4. Komisyonca başvurunun kabul edilebilirlik incelemesinin Bölüm tarafından yapılmasına karar verilmiştir.
5. Bölüm Başkanı tarafından başvurunun kabul edilebilirlik ve esas incelemesinin birlikte yapılmasına karar verilmiştir.
III. OLAY VE OLGULAR
6. Başvuru formu ve eklerinde ifade edildiği şekliyle ilgili olaylar özetle şöyledir:
A. Başvuru Konusu Olaya İlişkin Bilgiler
7. Başvurucu Kaos Gey ve Lezbiyen Kültürel Araştırmalar ve Dayanışma Derneği (Dernek) 1994 yılında Ankara"da kurulmuş olan ve 2005 yılından bu yana Ankara Valiliği İl Dernekler Müdürlüğüne kayıtlı, tüzel kişiliği bulunan bir dernektir. Dernek; amacını kadın eş cinseller ile erkek eş cinsellerin özgürlükçü değerleri benimsemelerine, eş cinsel varoluşlarını gerçekleştirme ve kendilerini yetiştirerek toplumsal barış, huzur ve refahın gelişmesine bireysel, toplumsal, kültürel hayat ve davranışlarıyla katkıda bulunabilmelerine destek olmak olarak belirlemiştir (Kaos Gl Kültürel Araştırma ve Dayanışma Derneği, B. No: 2014/18891, 23/5/2018, § 8).
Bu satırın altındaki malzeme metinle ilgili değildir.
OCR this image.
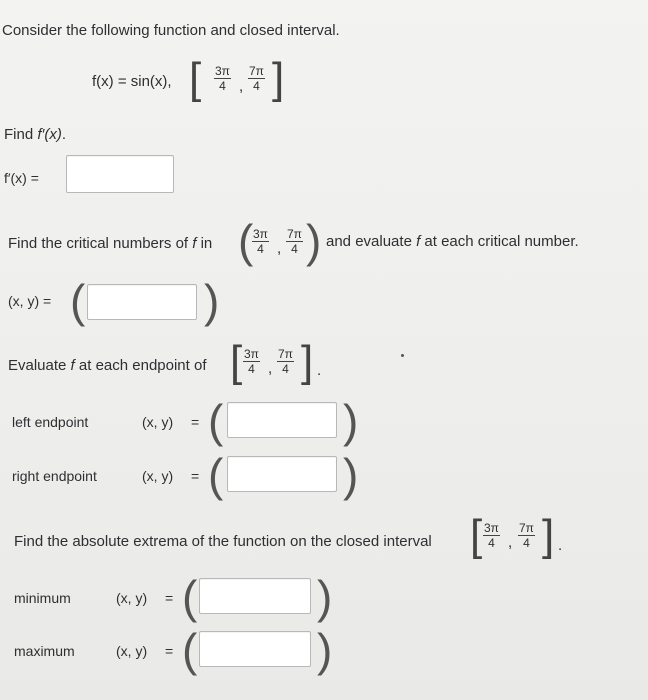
Consider the following function and closed interval.
f(x) = sin(x), [ $\frac{3\pi}{4}$ , $\frac{7\pi}{4}$ ]
Find f′(x).
f′(x) =
Find the critical numbers of f in (
$\frac{3\pi}{4}$ , $\frac{7\pi}{4}$ ) and evaluate f at each critical number.
(x, y) = (	)
Evaluate f at each endpoint of [ $\frac{3\pi}{4}$ , $\frac{7\pi}{4}$ ] .
left endpoint	(x, y) = (	)
right endpoint	(x, y) = (	)
Find the absolute extrema of the function on the closed interval [ $\frac{3\pi}{4}$ , $\frac{7\pi}{4}$ ] .
minimum	(x, y) = (	)
maximum	(x, y) = (	)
8. Ankara Valiliği (Valilik) 17/11/2017 tarihinde; 10/6/1949 tarihli ve 5442 sayılı İl İdaresi Kanunu"nun 11. maddesinin(C) bendi, 6/10/1983 tarihli ve 2911 sayılı Toplantı ve Gösteri Yürüyüşleri Kanunu"nun 17. maddesi ile 25/10/1983 tarihli ve 2935 sayılı Olağanüstü Hal Kanunu"nun 11. maddesinin (F) bendi uyarınca 18/11/2017 tarihinden itibaren süresiz olarak, LGBTT (Lezbiyen Gey Biseksüel Transseksüel veya Travesti) ile LGBTİ (Lezbiyen Gey Biseksüel Transgender Intersex) adıyla çeşitli sivil toplum örgütleri tarafından gerçekleştirilecek etkinliklerin yasaklanmasına karar vermiş ve bu kararı 19/11/2017 tarihinde resmî internet sitesinden duyuru olarak yayımlamıştır. Söz konusu kararının ilgili kısmı şöyledir:
"Çeşitli sosyal medya ve birtakım yazılı ve görsel medya organlarından; LGBTT (Lezbiyen Gey Biseksüel Transseksüel veya Travesti) ile LGBTİ (Lezbiyen Gey Biseksüel Transgender Intersex) adıyla çeşitli sivil toplum kuruluş/örgütleri tarafından, Ilimizin muhtelif yerlerinde / salonlarında, birtakım toplumsal hassasiyet ve duyarlılıkları içeren; sinema sinevizyon, tiyatro, panel, söyleşi, sergi vb. Şeklinde eylem/etkinliklerin gerçekleştirileceği şeklinde bilgiler elde edilmiştir.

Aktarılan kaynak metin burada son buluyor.